O direito de autor é terreno de batalhas, de atribuição de vilanias.

E no Brasil, em tempos de polarização acentuada no futebol, na religião e na política, o direito de autor tem um pouco dos três.

Visto como uma categoria jurídica de “menor importância”, o direito de autor é assunto como outro qualquer quando o tema é a dificuldade em escutar as ideias alheias.

De modo sintético, classifico as tendências de modo bastante universalizado, assumindo os riscos:

1 – de ser tachado de reducionista (todos somos quando dizemos que os argentinos são de um modo e os franceses de outro);

2 – de ver a minha classificação se transformar numa espécie de taxonomia inútil que nem eu mesmo poderia compreender.

Ainda assim, denomino os autoralistas (nosso nome de casta!) contemporâneos de conservadores e libertarianistas.

Uma espécie, portanto, de taxonomia que leva em conta uma visão um tanto quanto possível fora do campo de batalha do direito de autor, excluída dos interesses ainda que, obviamente, uma (minha) Weltanshauung seja identificável e meus pre-juízos não me deixem em paz!
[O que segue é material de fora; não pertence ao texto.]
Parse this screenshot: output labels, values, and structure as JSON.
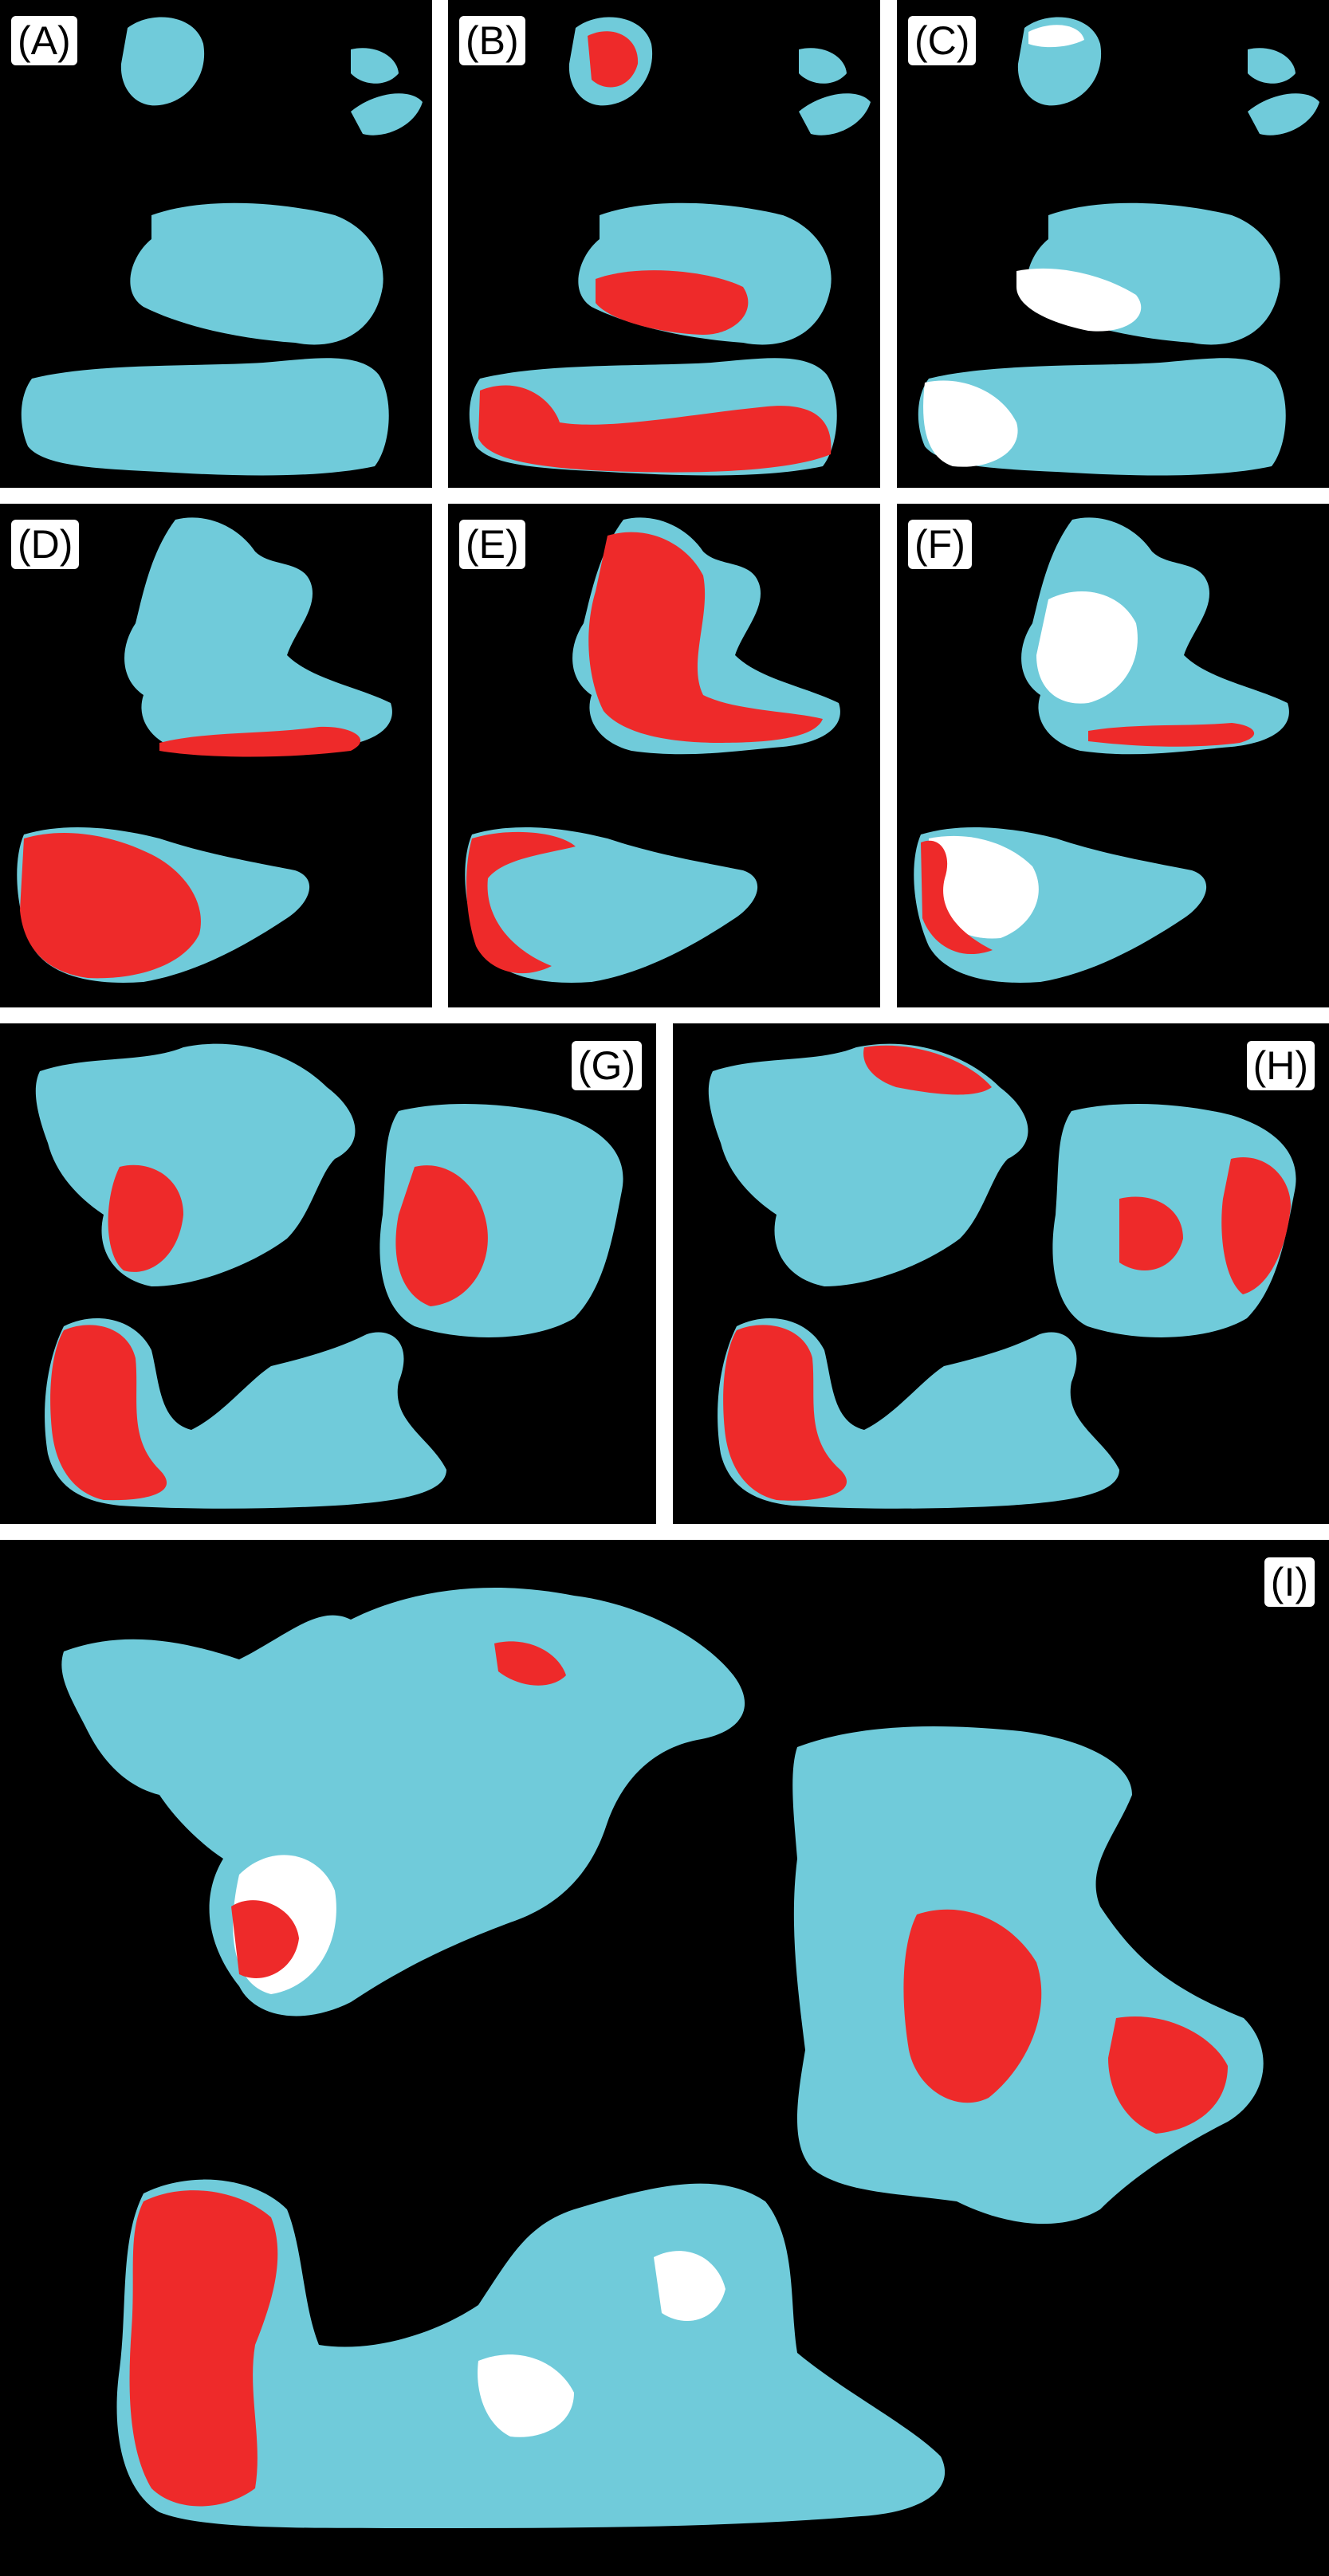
{
  "colors": {
    "background": "#000000",
    "tissue": "#70CBDA",
    "marker": "#EE2A2A",
    "overlap": "#FFFFFF"
  },
  "panels": [
    {
      "id": "A",
      "label": "(A)"
    },
    {
      "id": "B",
      "label": "(B)"
    },
    {
      "id": "C",
      "label": "(C)"
    },
    {
      "id": "D",
      "label": "(D)"
    },
    {
      "id": "E",
      "label": "(E)"
    },
    {
      "id": "F",
      "label": "(F)"
    },
    {
      "id": "G",
      "label": "(G)"
    },
    {
      "id": "H",
      "label": "(H)"
    },
    {
      "id": "I",
      "label": "(I)"
    }
  ]
}
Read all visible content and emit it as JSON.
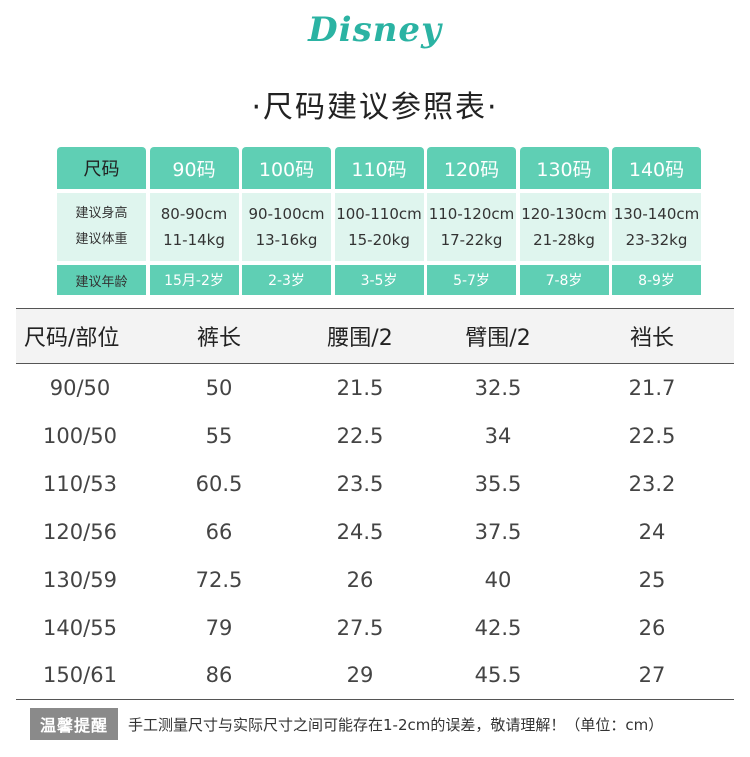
{
  "brand": {
    "logo_text": "Disney"
  },
  "page_title": "·尺码建议参照表·",
  "size_chart": {
    "header_label": "尺码",
    "sizes": [
      "90码",
      "100码",
      "110码",
      "120码",
      "130码",
      "140码"
    ],
    "height_label": "建议身高",
    "weight_label": "建议体重",
    "heights": [
      "80-90cm",
      "90-100cm",
      "100-110cm",
      "110-120cm",
      "120-130cm",
      "130-140cm"
    ],
    "weights": [
      "11-14kg",
      "13-16kg",
      "15-20kg",
      "17-22kg",
      "21-28kg",
      "23-32kg"
    ],
    "age_label": "建议年龄",
    "ages": [
      "15月-2岁",
      "2-3岁",
      "3-5岁",
      "5-7岁",
      "7-8岁",
      "8-9岁"
    ]
  },
  "measurements": {
    "columns": [
      "尺码/部位",
      "裤长",
      "腰围/2",
      "臂围/2",
      "裆长"
    ],
    "rows": [
      [
        "90/50",
        "50",
        "21.5",
        "32.5",
        "21.7"
      ],
      [
        "100/50",
        "55",
        "22.5",
        "34",
        "22.5"
      ],
      [
        "110/53",
        "60.5",
        "23.5",
        "35.5",
        "23.2"
      ],
      [
        "120/56",
        "66",
        "24.5",
        "37.5",
        "24"
      ],
      [
        "130/59",
        "72.5",
        "26",
        "40",
        "25"
      ],
      [
        "140/55",
        "79",
        "27.5",
        "42.5",
        "26"
      ],
      [
        "150/61",
        "86",
        "29",
        "45.5",
        "27"
      ]
    ]
  },
  "notice": {
    "tag": "温馨提醒",
    "text": "手工测量尺寸与实际尺寸之间可能存在1-2cm的误差，敬请理解！（单位：cm）"
  },
  "colors": {
    "accent": "#5fcfb4",
    "accent_light": "#dff5ee",
    "logo": "#2bb3a3"
  }
}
Escusas à parte — parodiando e provocando Lenio Streck — não criei a sintética, quiçá, simplória taxonomia por ter atendido aos anseios da minha consciência, mas a meus pré-juízos. Ainda assim, poderia consultar minha consciência, pois não sou juiz…

Conservadores são, em poucos caracteres, os entusiastas de que o direito de autor seja mantido integralmente com seus velhos fundamentos (muitos dos quais oriundos do século XVIII) e outros ainda mais radicalmente aplicáveis na contemporaneamente e os libertarianistas, por sua vez, são os que pretendem flexibilizar o direito de autor destituindo-o de suas (eventualmente) principais características.

Ambos estão corretos. E equivocados. A la vez

A gênese da discussão se dá porque parte significativa dos autoralistas está envolvido com algum setor e, portanto, levanta bandeiras mais ou menos acentuadas em concepções ideológicas. Atenção: eu disse parte significativa, não todos. Não estou desvalorizando a discussão, mas explicando porque ela é tão acentuadamente polarizada, religiosamente polarizada, “wyllysbolsonariamente” polarizada.

O grande número de (novos) doutrinadores, no Brasil e no exterior, vinculados a setores ou ideologias que defendem (ou com as quais se identificam), acabam por deixar de centralizar o debate em temas técnicos e misturam doutrina (no sentido do conhecimento, da academia) com doutrina (no sentido religioso fundado-fundante de sedimentações de ideias a todo custo).

Assim, as clássicas polarizações do (velho) direito de autor exemplificadas nos conflitos tais como: gravadoras versos artistas, Ecad versus usuários de obras musicais, autores versus editoras, entre outras, se mantém, em alguma medida, no generalíssimo conflito conservadores versus libertarianistas.

Os  conservadores ecoam (irritantemente) Le Chapellier desde o século XVIII: a obra fruto do pensamento de um escritor é mais sagrada, a mais legítima, a mais inatacável das propriedades!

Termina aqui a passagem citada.